When Kaleb still hadn’t responded, she glanced at him. He was staring at her blankly, his lip curled. His leg had stopped swinging; his body rigid like the rest of him had gone somewhere else. Saliea waved slightly. He still did not stir and she began groping at the knots of rope at her wrists.
Her skeleton nearly ripped from her skin in alarm when the two legs of the metal chair slammed back onto the concrete floor. Saliea’s attention became rapt on him. His eyes were glowing lightly and he was glowering with disgust.
“Do not even dream escape.” At that, he backhanded Saliea, sending her head into the pipes with force enough to put her out yet again.
* * *
After an hour of just the sound of his footsteps, a timid female voice rode to Nefarion on the still air.
“Hunter?” He did not heed it immediately, but paused, recognizing the name. He scrutinized the space to his left. A well-lit alley framed two delicate silhouettes. The red in the back of his eyes burned instinctively, trying to clear the shadow from them. As they stepped from the alley, he felt the red dissipate.
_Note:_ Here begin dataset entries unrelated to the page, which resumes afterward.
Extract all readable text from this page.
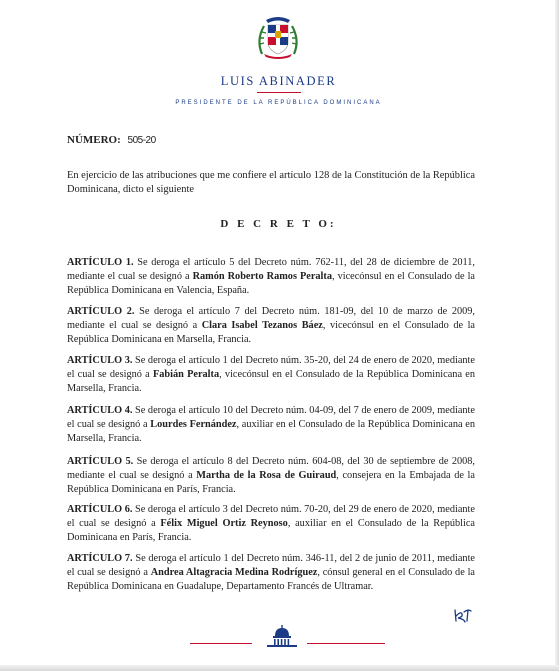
LUIS ABINADER
PRESIDENTE DE LA REPÚBLICA DOMINICANA
NÚMERO: 505-20
En ejercicio de las atribuciones que me confiere el artículo 128 de la Constitución de la República Dominicana, dicto el siguiente
D E C R E T O:
ARTÍCULO 1. Se deroga el artículo 5 del Decreto núm. 762-11, del 28 de diciembre de 2011, mediante el cual se designó a Ramón Roberto Ramos Peralta, vicecónsul en el Consulado de la República Dominicana en Valencia, España.
ARTÍCULO 2. Se deroga el artículo 7 del Decreto núm. 181-09, del 10 de marzo de 2009, mediante el cual se designó a Clara Isabel Tezanos Báez, vicecónsul en el Consulado de la República Dominicana en Marsella, Francia.
ARTÍCULO 3. Se deroga el artículo 1 del Decreto núm. 35-20, del 24 de enero de 2020, mediante el cual se designó a Fabián Peralta, vicecónsul en el Consulado de la República Dominicana en Marsella, Francia.
ARTÍCULO 4. Se deroga el artículo 10 del Decreto núm. 04-09, del 7 de enero de 2009, mediante el cual se designó a Lourdes Fernández, auxiliar en el Consulado de la República Dominicana en Marsella, Francia.
ARTÍCULO 5. Se deroga el artículo 8 del Decreto núm. 604-08, del 30 de septiembre de 2008, mediante el cual se designó a Martha de la Rosa de Guiraud, consejera en la Embajada de la República Dominicana en París, Francia.
ARTÍCULO 6. Se deroga el artículo 3 del Decreto núm. 70-20, del 29 de enero de 2020, mediante el cual se designó a Félix Miguel Ortiz Reynoso, auxiliar en el Consulado de la República Dominicana en París, Francia.
ARTÍCULO 7. Se deroga el artículo 1 del Decreto núm. 346-11, del 2 de junio de 2011, mediante el cual se designó a Andrea Altagracia Medina Rodríguez, cónsul general en el Consulado de la República Dominicana en Guadalupe, Departamento Francés de Ultramar.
“Oh, I’m sorry, you’re not Hunter.” The female voice belonged to a tall, scantily dressed woman with long, wavy hair of burgundy. “But you must be one of his brothers. He did say he had a few.” Nefarion turned to face the two frail females. The second was a brunette with straight hair that glimmered under the streetlights.
“Yes, I am, and yes, he does.” He smiled encouragingly. The burgundy-haired girl had trouble reciprocating the gesture. Nefarion watched her suspiciously, noting the unease. “Have you seen him recently or do you know where he resides
?” he tried. She pressed her lips together, hiding their luscious pink shine.
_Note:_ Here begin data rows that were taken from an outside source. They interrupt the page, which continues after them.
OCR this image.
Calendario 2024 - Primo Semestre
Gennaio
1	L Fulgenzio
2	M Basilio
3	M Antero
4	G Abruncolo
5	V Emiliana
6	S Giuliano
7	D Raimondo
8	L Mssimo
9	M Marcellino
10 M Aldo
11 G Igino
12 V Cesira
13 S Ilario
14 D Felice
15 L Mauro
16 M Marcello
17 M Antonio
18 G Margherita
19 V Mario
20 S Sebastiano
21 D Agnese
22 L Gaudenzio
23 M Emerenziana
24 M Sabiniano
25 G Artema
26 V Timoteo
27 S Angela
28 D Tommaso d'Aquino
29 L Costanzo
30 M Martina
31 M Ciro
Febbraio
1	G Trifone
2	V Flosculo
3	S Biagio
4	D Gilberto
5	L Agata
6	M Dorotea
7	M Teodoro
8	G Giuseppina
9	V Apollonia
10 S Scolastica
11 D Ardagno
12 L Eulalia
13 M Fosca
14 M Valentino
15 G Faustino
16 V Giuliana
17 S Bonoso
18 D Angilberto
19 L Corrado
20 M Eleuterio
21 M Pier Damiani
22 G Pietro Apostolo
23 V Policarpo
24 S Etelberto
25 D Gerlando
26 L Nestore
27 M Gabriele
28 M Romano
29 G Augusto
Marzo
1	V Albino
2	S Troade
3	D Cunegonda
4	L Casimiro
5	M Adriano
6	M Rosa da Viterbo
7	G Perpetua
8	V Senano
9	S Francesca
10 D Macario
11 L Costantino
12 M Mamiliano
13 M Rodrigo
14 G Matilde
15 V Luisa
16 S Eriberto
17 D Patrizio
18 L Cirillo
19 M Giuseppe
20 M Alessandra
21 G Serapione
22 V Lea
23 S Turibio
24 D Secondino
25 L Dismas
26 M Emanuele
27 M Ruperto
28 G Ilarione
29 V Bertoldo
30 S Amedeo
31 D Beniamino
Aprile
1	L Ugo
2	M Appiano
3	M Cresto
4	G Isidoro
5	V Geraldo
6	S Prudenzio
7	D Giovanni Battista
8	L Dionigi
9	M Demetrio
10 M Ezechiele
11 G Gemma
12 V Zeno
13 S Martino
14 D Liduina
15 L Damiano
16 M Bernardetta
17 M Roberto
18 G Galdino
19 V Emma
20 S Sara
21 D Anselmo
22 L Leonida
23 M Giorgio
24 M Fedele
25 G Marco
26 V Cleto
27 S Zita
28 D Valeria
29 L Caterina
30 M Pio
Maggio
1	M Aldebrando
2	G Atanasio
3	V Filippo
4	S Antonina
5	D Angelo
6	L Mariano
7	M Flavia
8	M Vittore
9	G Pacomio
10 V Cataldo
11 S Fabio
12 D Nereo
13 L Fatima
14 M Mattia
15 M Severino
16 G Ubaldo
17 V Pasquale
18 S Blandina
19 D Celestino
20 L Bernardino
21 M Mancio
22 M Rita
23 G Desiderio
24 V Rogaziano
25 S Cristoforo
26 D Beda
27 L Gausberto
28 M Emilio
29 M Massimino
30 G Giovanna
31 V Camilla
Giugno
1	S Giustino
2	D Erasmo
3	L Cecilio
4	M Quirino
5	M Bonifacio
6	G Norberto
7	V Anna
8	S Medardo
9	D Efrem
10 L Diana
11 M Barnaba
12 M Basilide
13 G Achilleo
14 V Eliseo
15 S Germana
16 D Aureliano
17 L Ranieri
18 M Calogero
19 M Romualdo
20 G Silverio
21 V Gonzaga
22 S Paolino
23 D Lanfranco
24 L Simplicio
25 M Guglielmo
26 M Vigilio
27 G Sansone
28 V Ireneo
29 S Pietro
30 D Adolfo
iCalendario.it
“Not for almost a month now.” The two women stood arm in arm in severely high, platform shoes. Though, the deceptive shoes still only brought the pair to his shoulders.
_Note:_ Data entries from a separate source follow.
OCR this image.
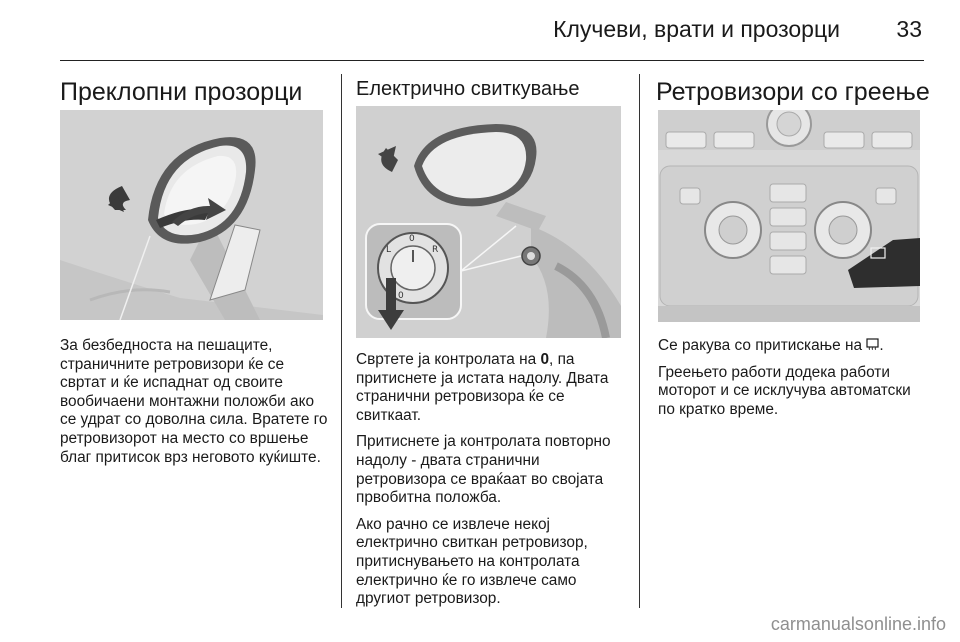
Клучеви, врати и прозорци 33
Преклопни прозорци

За безбедноста на пешаците, страничните ретровизори ќе се свртат и ќе испаднат од своите вообичаени монтажни положби ако се удрат со доволна сила. Вратете го ретровизорот на место со вршење благ притисок врз неговото куќиште.

Електрично свиткување
L
0
R
0

Свртете ја контролата на 0, па притиснете ја истата надолу. Двата странични ретровизора ќе се свиткаат.

Притиснете ја контролата повторно надолу - двата странични ретровизора се враќаат во својата првобитна положба.

Ако рачно се извлече некој електрично свиткан ретровизор, притиснувањето на контролата електрично ќе го извлече само другиот ретровизор.

Ретровизори со греење

Се ракува со притискање на .

Греењето работи додека работи моторот и се исклучува автоматски по кратко време.

carmanualsonline.info
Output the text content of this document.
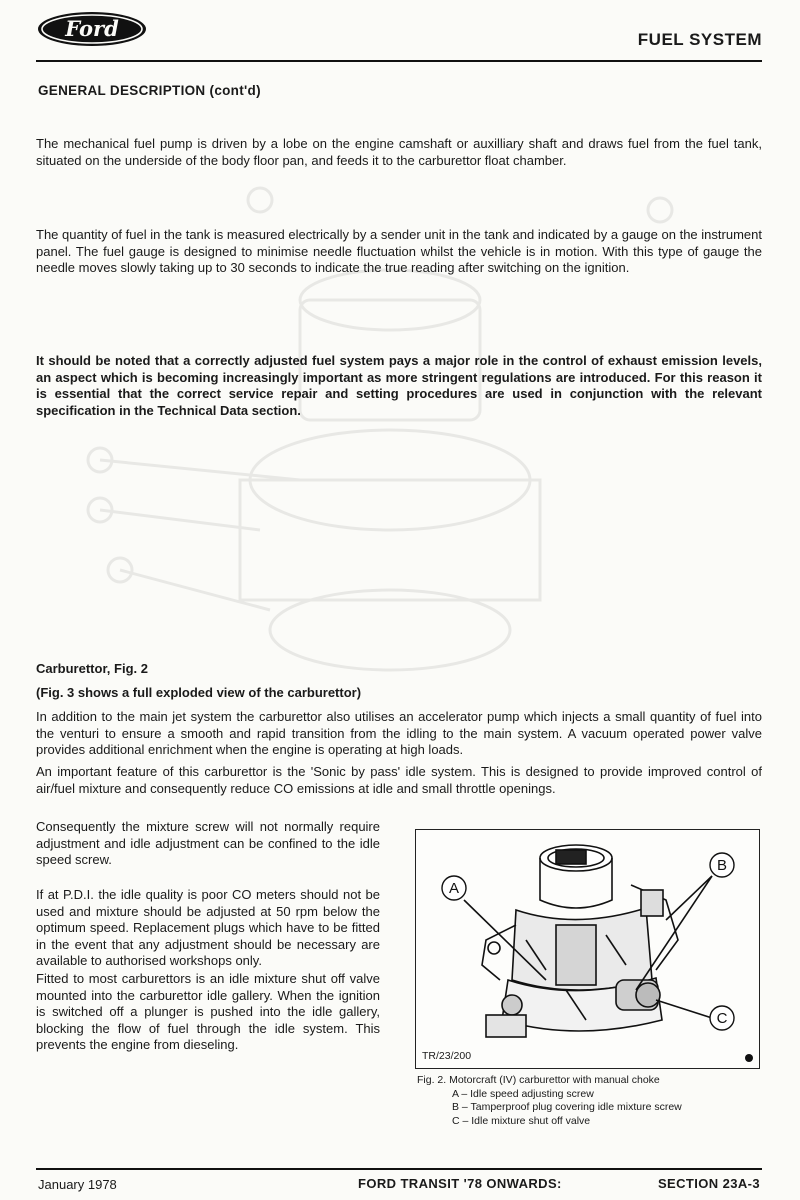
Ford	FUEL SYSTEM
GENERAL DESCRIPTION (cont'd)
The mechanical fuel pump is driven by a lobe on the engine camshaft or auxilliary shaft and draws fuel from the fuel tank, situated on the underside of the body floor pan, and feeds it to the carburettor float chamber.
The quantity of fuel in the tank is measured electrically by a sender unit in the tank and indicated by a gauge on the instrument panel. The fuel gauge is designed to minimise needle fluctuation whilst the vehicle is in motion. With this type of gauge the needle moves slowly taking up to 30 seconds to indicate the true reading after switching on the ignition.
It should be noted that a correctly adjusted fuel system pays a major role in the control of exhaust emission levels, an aspect which is becoming increasingly important as more stringent regulations are introduced. For this reason it is essential that the correct service repair and setting procedures are used in conjunction with the relevant specification in the Technical Data section.
Carburettor, Fig. 2
(Fig. 3 shows a full exploded view of the carburettor)
In addition to the main jet system the carburettor also utilises an accelerator pump which injects a small quantity of fuel into the venturi to ensure a smooth and rapid transition from the idling to the main system. A vacuum operated power valve provides additional enrichment when the engine is operating at high loads.
An important feature of this carburettor is the 'Sonic by pass' idle system. This is designed to provide improved control of air/fuel mixture and consequently reduce CO emissions at idle and small throttle openings.
Consequently the mixture screw will not normally require adjustment and idle adjustment can be confined to the idle speed screw.
If at P.D.I. the idle quality is poor CO meters should not be used and mixture should be adjusted at 50 rpm below the optimum speed. Replacement plugs which have to be fitted in the event that any adjustment should be necessary are available to authorised workshops only.
Fitted to most carburettors is an idle mixture shut off valve mounted into the carburettor idle gallery. When the ignition is switched off a plunger is pushed into the idle gallery, blocking the flow of fuel through the idle system. This prevents the engine from dieseling.
A
B
C
TR/23/200
Fig. 2. Motorcraft (IV) carburettor with manual choke
A – Idle speed adjusting screw
B – Tamperproof plug covering idle mixture screw
C – Idle mixture shut off valve
January 1978	FORD TRANSIT '78 ONWARDS:	SECTION 23A-3
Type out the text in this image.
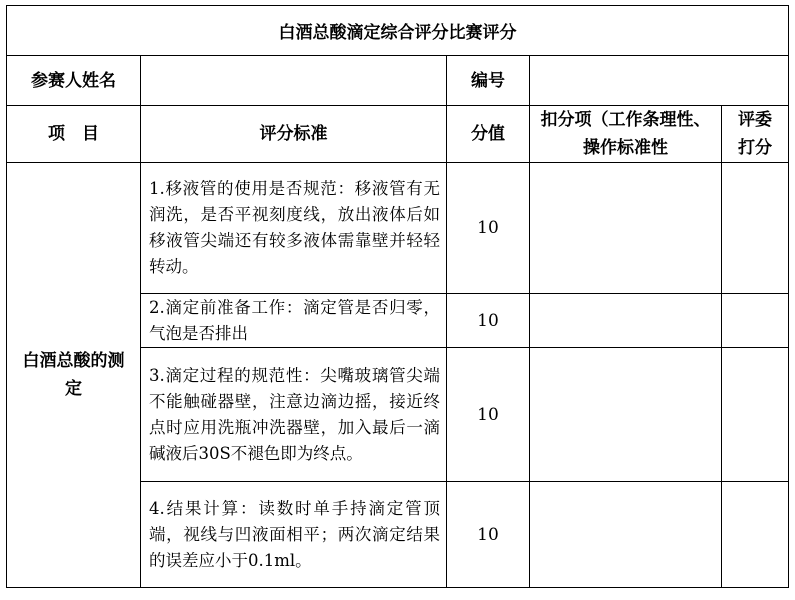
白酒总酸滴定综合评分比赛评分				
参赛人姓名		编号		
项　目	评分标准	分值	扣分项（工作条理性、操作标准性	评委打分

白酒总酸的测定	1.移液管的使用是否规范：移液管有无润洗，是否平视刻度线，放出液体后如移液管尖端还有较多液体需靠壁并轻轻转动。	10		
	2.滴定前准备工作：滴定管是否归零，气泡是否排出	10		
	3.滴定过程的规范性：尖嘴玻璃管尖端不能触碰器壁，注意边滴边摇，接近终点时应用洗瓶冲洗器壁，加入最后一滴碱液后30S不褪色即为终点。	10		
	4.结果计算：读数时单手持滴定管顶端，视线与凹液面相平；两次滴定结果的误差应小于0.1ml。	10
“Wow, your work is all like brand new, huh?” The brunette stepped forward, peering closely at the reddened skin around the tattoo and piercings on his chest.
“Yes.” He tensed uncontrollably at her proximity, but did not lean or step away. Her warm breath cascaded over his skin. He watched the female intently as she studied the simple work. When she stood straight again he could not help but glance back at the other female. She still seemed rather wary of his presence, which was not all that unusual for a human to display around him, but there was something more in her eyes.
“Are you feeling well?” he directed at the burgundy-haired girl.
The brunette threw a look at her and pursed her lips in concern. “This is the brother of the one, huh?” she asked her friend, who glared at her with acrimony.
“Has Hunter done something offensive?” Nefarion could not care less if Hunter had done anything vulgar to the human, but he knew feigning concern might aid him in snaring the woman’s assistance in Hunter’s location. The girl’s glare shifted to him.
“Need you ask? It seemed like a normal night on the town for him and Syler. But hey, I don’t give a fuck. He didn’t kill anybody I gave two shits about, just a bunch of dirty Johns and coke-head security guards, seeing the fact that they got the guns in and all. A little warning would have been appreciated is all, and maybe finding me later would have been a nice gesture,” she prattled off so passionately that Nefarion could not ward off the smirk creeping onto his lips.
“Well, I must apologize for his lack of attentiveness.” Nefarion bowed his head, still smiling slightly. She huffed, throwing her gaze down the street.
“Don’t mind Whiskey, she’s just pissed cuz he fucked her so good and didn’t come back to do her like that again,” the brunette blurted and followed it with a high-pitched giggle.